I signed us up for a zombie escape room on the night before Ezra’s flight back to school.
“O.M.G., mom, this is a metaphor for my childhood,” Ezra complained, when we realized I’d mistakenly signed us up to play the game alone. But before they could make a break for it, our wrangler shoved white lab coats at us and said, “There’s been a zombie virus outbreak. You are society’s last hope. You scientists have exactly one hour to find a cure.”
It was all a bit hokey: The word “Help!” was scrawled across a wall in lurid red paint, and a bloodied plastic hand rested on a hospital gurney. The first clue involved algebra, which sent me into an immediate panic. “We’re all going to die,” I screeched, but Ezra responded with an eye-roll, handling it easily, and dispatched our other clues and puzzles with aplomb.
I was capable of solving only one problem on my own. With a rainbow selection of colored liquids in front of us, I was charged with combining two vials of liquid into a tincture that would be purple in hue. “Red and blue make purple,” I chanted gleefully, ecstatic to be channeling a mastery of kindergarten-level science knowledge.
Finding the final component to our virus antidote depended on the very thing that once threatened to derail my college aspirations. In my senior year of high school, I’d begged my chemistry teacher to award me a C minus, instead of the D I was earning because of my refusal to memorize the periodic table, explaining that I could lose my spot at N.Y.U., where I’d already been accepted. “I’m going to be an actress and I will never need to use the periodic table,” I pleaded.
Now, the future of the world depended on my recalling what element Bh stood for. The sound of zombies banging on the door was getting louder when Ezra correctly identified it as Bohrium. Zombie Apocalypse averted. The kid would be returning to campus.

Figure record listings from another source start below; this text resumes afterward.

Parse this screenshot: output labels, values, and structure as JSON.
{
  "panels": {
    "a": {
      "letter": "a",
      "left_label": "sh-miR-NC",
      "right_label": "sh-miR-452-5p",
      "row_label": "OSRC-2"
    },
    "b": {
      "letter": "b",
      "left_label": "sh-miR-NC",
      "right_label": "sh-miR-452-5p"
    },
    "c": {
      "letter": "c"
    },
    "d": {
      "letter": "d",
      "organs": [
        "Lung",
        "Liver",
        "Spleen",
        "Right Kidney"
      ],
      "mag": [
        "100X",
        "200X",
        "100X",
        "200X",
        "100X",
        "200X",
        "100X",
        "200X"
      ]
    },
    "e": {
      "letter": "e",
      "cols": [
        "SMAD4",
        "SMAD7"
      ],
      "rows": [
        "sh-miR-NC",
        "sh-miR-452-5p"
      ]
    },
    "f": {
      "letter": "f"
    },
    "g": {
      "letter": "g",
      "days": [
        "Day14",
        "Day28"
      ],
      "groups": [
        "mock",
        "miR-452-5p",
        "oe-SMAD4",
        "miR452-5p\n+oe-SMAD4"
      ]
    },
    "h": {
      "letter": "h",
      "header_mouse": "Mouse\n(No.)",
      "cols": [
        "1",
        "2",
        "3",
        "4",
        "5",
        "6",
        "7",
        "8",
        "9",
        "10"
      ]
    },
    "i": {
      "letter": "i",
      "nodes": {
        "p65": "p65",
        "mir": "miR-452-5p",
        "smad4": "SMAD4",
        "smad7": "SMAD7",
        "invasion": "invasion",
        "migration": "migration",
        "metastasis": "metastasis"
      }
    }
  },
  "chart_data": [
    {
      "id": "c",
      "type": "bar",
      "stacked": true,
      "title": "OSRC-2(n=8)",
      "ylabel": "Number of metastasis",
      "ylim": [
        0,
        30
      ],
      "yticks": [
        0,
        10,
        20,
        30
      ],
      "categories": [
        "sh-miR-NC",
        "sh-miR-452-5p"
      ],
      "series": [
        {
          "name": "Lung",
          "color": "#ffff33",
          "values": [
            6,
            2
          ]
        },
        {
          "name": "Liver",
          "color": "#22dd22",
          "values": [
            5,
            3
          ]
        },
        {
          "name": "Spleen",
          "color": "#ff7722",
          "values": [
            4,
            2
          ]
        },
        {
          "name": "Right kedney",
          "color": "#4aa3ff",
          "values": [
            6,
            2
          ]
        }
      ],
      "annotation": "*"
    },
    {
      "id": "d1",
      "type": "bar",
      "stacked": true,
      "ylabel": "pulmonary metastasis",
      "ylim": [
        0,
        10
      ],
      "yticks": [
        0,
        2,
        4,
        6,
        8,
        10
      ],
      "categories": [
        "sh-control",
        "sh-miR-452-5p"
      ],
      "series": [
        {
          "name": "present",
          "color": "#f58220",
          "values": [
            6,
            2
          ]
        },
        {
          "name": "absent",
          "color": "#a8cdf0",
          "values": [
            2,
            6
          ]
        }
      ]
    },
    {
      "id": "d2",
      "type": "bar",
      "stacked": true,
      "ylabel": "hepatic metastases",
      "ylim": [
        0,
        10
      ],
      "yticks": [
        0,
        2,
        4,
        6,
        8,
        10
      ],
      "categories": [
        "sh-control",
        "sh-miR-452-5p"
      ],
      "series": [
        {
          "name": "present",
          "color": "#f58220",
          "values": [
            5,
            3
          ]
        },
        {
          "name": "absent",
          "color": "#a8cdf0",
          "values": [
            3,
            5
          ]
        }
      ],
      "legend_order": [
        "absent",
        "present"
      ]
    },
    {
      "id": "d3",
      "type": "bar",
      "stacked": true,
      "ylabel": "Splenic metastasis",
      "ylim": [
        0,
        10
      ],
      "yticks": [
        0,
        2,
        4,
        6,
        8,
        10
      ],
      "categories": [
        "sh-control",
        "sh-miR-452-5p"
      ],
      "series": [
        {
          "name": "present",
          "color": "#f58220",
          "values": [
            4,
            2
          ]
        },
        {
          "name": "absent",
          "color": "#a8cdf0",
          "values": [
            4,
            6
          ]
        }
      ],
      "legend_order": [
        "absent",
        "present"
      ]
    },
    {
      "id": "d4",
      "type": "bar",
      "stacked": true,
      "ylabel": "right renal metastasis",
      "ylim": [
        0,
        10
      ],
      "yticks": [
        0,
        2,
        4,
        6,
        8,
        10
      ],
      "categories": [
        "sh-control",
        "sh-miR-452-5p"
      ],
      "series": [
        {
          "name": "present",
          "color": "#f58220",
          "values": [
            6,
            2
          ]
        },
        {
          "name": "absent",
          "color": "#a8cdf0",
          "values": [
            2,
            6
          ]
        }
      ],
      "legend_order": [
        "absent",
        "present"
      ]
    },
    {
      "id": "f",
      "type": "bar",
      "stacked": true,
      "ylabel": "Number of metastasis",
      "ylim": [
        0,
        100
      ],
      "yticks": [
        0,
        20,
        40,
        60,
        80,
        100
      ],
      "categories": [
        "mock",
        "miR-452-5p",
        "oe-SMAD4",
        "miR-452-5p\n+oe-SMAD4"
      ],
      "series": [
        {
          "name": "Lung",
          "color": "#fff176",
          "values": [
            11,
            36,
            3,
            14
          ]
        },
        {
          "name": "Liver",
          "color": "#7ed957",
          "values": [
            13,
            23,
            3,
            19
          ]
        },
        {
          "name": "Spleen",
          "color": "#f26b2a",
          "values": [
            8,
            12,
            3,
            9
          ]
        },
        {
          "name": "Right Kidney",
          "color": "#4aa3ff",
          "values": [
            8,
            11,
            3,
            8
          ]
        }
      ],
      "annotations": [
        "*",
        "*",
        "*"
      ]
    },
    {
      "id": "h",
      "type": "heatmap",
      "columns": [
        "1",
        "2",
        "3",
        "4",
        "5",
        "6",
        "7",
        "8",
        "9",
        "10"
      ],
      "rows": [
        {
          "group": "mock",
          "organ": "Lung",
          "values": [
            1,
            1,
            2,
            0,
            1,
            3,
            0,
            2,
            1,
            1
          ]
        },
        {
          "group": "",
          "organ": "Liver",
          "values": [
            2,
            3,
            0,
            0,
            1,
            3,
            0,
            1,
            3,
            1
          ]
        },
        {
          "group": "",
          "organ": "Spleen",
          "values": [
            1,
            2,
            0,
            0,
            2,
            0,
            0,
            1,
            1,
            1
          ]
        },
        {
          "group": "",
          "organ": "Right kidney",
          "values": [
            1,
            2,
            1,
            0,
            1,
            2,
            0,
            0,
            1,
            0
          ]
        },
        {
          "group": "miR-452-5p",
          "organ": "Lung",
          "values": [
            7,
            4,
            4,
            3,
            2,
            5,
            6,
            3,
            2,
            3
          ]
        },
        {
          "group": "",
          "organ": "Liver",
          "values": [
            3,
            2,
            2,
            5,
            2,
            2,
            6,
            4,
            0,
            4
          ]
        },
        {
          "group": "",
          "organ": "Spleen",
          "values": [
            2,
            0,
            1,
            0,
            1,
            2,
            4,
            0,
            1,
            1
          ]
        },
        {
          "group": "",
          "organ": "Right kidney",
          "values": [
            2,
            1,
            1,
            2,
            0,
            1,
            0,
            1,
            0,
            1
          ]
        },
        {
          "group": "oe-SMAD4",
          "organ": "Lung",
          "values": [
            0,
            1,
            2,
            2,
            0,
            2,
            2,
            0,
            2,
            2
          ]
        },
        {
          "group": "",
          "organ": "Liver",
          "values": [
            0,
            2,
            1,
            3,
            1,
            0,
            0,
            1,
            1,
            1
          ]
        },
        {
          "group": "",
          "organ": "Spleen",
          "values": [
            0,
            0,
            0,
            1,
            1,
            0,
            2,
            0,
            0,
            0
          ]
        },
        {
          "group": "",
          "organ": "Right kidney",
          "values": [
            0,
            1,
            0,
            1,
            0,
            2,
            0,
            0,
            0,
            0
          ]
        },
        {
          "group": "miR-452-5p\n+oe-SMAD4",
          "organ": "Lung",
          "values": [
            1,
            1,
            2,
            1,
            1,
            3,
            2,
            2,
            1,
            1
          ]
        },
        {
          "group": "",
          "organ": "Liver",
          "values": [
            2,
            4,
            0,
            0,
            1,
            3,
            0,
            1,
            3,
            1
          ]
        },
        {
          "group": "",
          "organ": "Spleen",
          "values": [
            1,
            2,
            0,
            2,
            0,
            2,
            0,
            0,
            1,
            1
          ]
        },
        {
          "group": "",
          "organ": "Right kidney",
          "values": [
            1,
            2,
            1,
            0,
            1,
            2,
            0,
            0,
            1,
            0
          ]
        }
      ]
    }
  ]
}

That night, I slept the deep sleep of a parent who felt secure about their kid’s future. The next morning my ex-husband and I convened to drive them to the airport. “You’re doing all the right things, everything is going to work out,” I repeated, and this time I meant it.
It wasn’t until Ezra was escorted into a private T.S.A. screening room that we learned that they’d lost their passport and were attempting to go through security without ID. And they’d gone to a late night bonfire after averting the zombie apocalypse and hadn’t showered or changed clothes. Traces of chemicals from the accelerant used at the bonfire were clinging to their clothing and hair. Talk about adding fuel to the fire.
Luckily, in a moment of inspired problem solving, they’d handed their fake ID issued under a different name than their plane ticket to my ex-husband. To their credit, Ezra remained calm not only in the escape room but also in this real-life stressful situation. After finding no weapons, and perhaps because of the throngs of other college-bound kids at the airport, our kid was soon cleared to fly. They’d managed not just one, but two narrow escapes in the space of 24 hours. And of course, they were actively eluding an accidental overdose through choosing the path of sobriety, bringing their running tally of narrow escapes to three.
I was angling to catch a glimpse of them as ascending the escalator, when a line from the John Cassavetes film “Love Streams” popped into my head. Gena Rowlands says, “Love is a stream. It’s continuous, it doesn’t stop.” And I pictured the umbilical cord, that awful feeding tube and a river of love connecting us. But a river flows in only one direction. My kid wasn’t looking back at me. Ezra was facing forward, toward their future.
At some point, our children ride the current of love away from us. And that’s the way it’s supposed to be.
Annabelle Gurwitch is the author, most recently, of “Wherever You Go, There They Are: Stories About My Family You Might Relate To.” Ezra is a senior with 2 1/2 years of sobriety and is the student administrator of their college sobriety club.